I am the only catholic in my family. I joined the church 19 years ago Easter. I was also a teen mom at that time and had to find Godparents for my baby. I went to my Deacon and the people he suggested I actually knew from the neighborhood I grew up in. Why worry so much about others feeling left out? Maybe they will be converted through your children’s baptism and attending a mass with you. I have family members who are considering RCIA classes and if they hadn’t attended mass with me here and there they would not even be thinking about it. This is a blessing and I hope you can relax and feel Christ’s blessings.


This is hilarious! :smiley:

As for the OP, please contact your parish right away! They will have guidelines for how things are done there (in a mass, not in a mass, etc.). They can also let you know what the criteria are for a godparent.

While I realize the ideal is for us all to have tons of close friends who and devout, practicing Catholics, that is hardly the reality. But what a better way of making a close friend–or having an older couple as mentors to you, than asking someone from your church’s RCIA program, Knights of Columbus, Legion of Mary, etc who you can develop that close relationships with??


Same boat- both my husband and I are converts- NO “Papists” on either side of our family :rolleyes:

For the baptisms of our first two, we “imported” friends back home to do it. Luckily, they were able to make the trek down to the wilds of Mis’hippi, and be there- otherwise, I would have asked the very nice old man from Wednesday Rosary to be proxy for them (he would have loved it).
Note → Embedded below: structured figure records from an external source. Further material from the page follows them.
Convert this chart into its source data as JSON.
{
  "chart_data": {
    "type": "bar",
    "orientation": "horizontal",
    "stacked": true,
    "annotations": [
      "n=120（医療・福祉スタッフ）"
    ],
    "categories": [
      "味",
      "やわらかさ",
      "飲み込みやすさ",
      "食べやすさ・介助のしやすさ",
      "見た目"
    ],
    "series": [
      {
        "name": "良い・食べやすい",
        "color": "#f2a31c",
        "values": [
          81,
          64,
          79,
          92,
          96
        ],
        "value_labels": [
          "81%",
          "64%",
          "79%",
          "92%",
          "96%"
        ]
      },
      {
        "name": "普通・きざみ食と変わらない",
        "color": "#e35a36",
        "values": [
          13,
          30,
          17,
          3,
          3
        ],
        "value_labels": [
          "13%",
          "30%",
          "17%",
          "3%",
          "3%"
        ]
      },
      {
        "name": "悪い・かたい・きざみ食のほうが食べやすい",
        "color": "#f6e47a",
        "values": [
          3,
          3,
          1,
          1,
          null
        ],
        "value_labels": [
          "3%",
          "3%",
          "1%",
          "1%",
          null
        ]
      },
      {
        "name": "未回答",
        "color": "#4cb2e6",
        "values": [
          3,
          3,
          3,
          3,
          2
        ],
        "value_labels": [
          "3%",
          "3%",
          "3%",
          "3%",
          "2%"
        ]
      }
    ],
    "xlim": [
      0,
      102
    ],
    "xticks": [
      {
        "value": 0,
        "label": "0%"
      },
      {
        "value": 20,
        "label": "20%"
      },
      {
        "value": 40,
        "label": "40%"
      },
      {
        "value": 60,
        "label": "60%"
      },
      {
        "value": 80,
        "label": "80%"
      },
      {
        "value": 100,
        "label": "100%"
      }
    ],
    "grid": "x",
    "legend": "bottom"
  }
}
For baby no. three, I solicited a family from our homeschool group.

My point (like I have one) is that for the first children, we had the baptism as part of Mass, but that was because no family attended. This time, ALL the family, from parents to siblings to cousins are making the trek down to the wilds of Mis’hippi, so we’re doing it AFTER Mass- that way, those who aren’t comfortable rubbing shoulders with the “Papists” can, as TheBurbs put it, stay home and make jello, but STILL show up for the baptism (of course, the really anti-Catholic ones equate infant baptism with child sacrifice, but hey, you can’t please all the people all the time, right?)

Anyway, ask your priest. He’ll be able to put you in touch with someone from the parish who can be a Godparent. And you just might make a new family friend.